Problem Description:

You are given m arrays, where each array is sorted in ascending order. You can pick up two integers from two different arrays (each array picks one) and calculate the distance. We define the distance between two integers a and b to be their absolute difference |a - b|. Return the maximum distance

from typing import List
class Solution:
  def maxDistance(self, arrays: List[List[int]]) -> int:
    max_elt, min_elt = float('-inf'), float('inf')
    max_index, min_index = -1
    for i, array in enumerate(arrays):
      if array[0] < min_elt:
        min_elt = array[0]
        min_index = i
      if array[-1] > max_elt:
        max_elt = array[-1]
        max_index = i
    
    if max_index != min_index:
      return abs(max_elt - min_elt)
   	
    second_max, seoncd_min = float('-inf'), float('inf')
    for i, array in enumerate(arrays):
      if i != min_index:
        second_min = min(second_min, array[0])
      if i != max_index:
        seoncd_max = max(seoncd_max, array[-1])
      
    return max(abs(max_elt - second_min), abs(second_max - min_elt))

Explanation:

To solve this question, we find the maximum distance by keep track of the global min and max.

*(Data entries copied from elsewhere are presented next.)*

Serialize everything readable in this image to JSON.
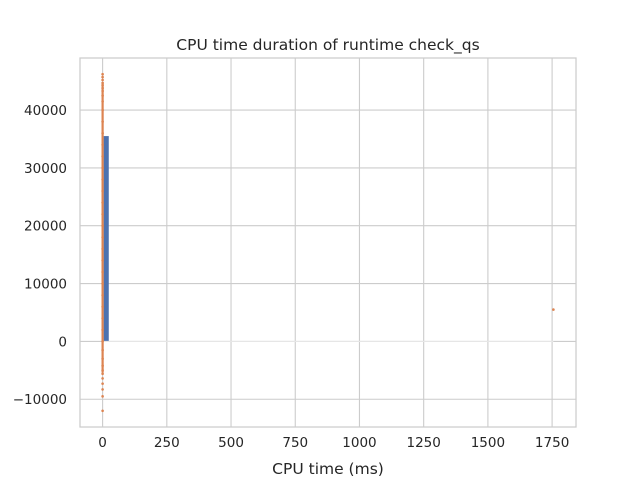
{
  "chart_data": {
    "type": "bar",
    "title": "CPU time duration of runtime check_qs",
    "xlabel": "CPU time (ms)",
    "ylabel": "",
    "xlim": [
      -88,
      1843
    ],
    "ylim": [
      -14800,
      49000
    ],
    "xticks": [
      0,
      250,
      500,
      750,
      1000,
      1250,
      1500,
      1750
    ],
    "yticks": [
      -10000,
      0,
      10000,
      20000,
      30000,
      40000
    ],
    "xtick_labels": [
      "0",
      "250",
      "500",
      "750",
      "1000",
      "1250",
      "1500",
      "1750"
    ],
    "ytick_labels": [
      "−10000",
      "0",
      "10000",
      "20000",
      "30000",
      "40000"
    ],
    "grid": true,
    "histogram": {
      "color": "#4c72b0",
      "bins": [
        {
          "x0": 4,
          "x1": 24,
          "count": 35500
        }
      ]
    },
    "scatter": {
      "color": "#dd8452",
      "points": [
        {
          "x": 0,
          "y": 46200
        },
        {
          "x": 0,
          "y": 45700
        },
        {
          "x": 0,
          "y": 45200
        },
        {
          "x": 0,
          "y": 44700
        },
        {
          "x": 0,
          "y": 44300
        },
        {
          "x": 0,
          "y": 43800
        },
        {
          "x": 0,
          "y": 43300
        },
        {
          "x": 0,
          "y": 42500
        },
        {
          "x": 0,
          "y": 41500
        },
        {
          "x": 0,
          "y": 40000
        },
        {
          "x": 0,
          "y": 38000
        },
        {
          "x": 0,
          "y": 36000
        },
        {
          "x": 0,
          "y": 34000
        },
        {
          "x": 0,
          "y": 32000
        },
        {
          "x": 0,
          "y": 30000
        },
        {
          "x": 0,
          "y": 28000
        },
        {
          "x": 0,
          "y": 26000
        },
        {
          "x": 0,
          "y": 24000
        },
        {
          "x": 0,
          "y": 22000
        },
        {
          "x": 0,
          "y": 20000
        },
        {
          "x": 0,
          "y": 18000
        },
        {
          "x": 0,
          "y": 16000
        },
        {
          "x": 0,
          "y": 14000
        },
        {
          "x": 0,
          "y": 12000
        },
        {
          "x": 0,
          "y": 10000
        },
        {
          "x": 0,
          "y": 8000
        },
        {
          "x": 0,
          "y": 6000
        },
        {
          "x": 0,
          "y": 4000
        },
        {
          "x": 0,
          "y": 2000
        },
        {
          "x": 0,
          "y": 0
        },
        {
          "x": 0,
          "y": -1500
        },
        {
          "x": 0,
          "y": -3000
        },
        {
          "x": 0,
          "y": -4200
        },
        {
          "x": 0,
          "y": -5000
        },
        {
          "x": 0,
          "y": -5600
        },
        {
          "x": 0,
          "y": -6400
        },
        {
          "x": 0,
          "y": -7300
        },
        {
          "x": 0,
          "y": -8300
        },
        {
          "x": 0,
          "y": -9500
        },
        {
          "x": 0,
          "y": -12000
        },
        {
          "x": 1755,
          "y": 5500
        }
      ]
    },
    "baseline": {
      "color": "#eaeaea",
      "y": 0,
      "x0": 0,
      "x1": 1755
    }
  }
}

The catch of this problem is when both the global min and global max exists in the same array.

To avoid this we need to keep track of the indices of global min and global max, and if they are the same, we have to find the second min and second max to ensure the min and max are chosen from different arrays.

So we begin by finding the global min and max and their respective index.

max_elt, min_elt = float('-inf'), float('inf')
max_index, min_index = -1
for i, array in enumerate(arrays):
  if array[0] < min_elt:
    min_elt = array[0]
    min_index = i
  if array[-1] > max_elt:
    max_elt = array[-1]
    max_index = i

If min_index and max_index are distinct, then we have found the max distance.

if max_index != min_index:
  return abs(max_elt - min_elt)

Otherwise, we need to keep track of a second min and second max. We also need to ensure that these min and max lives within a distinct array from the global max and min we found. This ensures that our max_distance is valid within the constraints of the question.

second_max, second_min = float('-inf'), float('inf')
for i, array in enumerate(arrays):
  if i != min_index:
    second_min = min(second_min, array[0])
  if i != max_index:
    second_max = max(second_max, array[-1])

Finally, we calculate the max distance by taking max of the differences between global max and second min, and second max and global min

return max(abs(max_elt - second_min), abs(second_max - min_elt))

The time complexity is O(n) as we have to traverse the entire array to find the global min max and their indices. The space complexity is O(1) as we only store single-valued variables in memory.

The full solution can be found near the top of the page.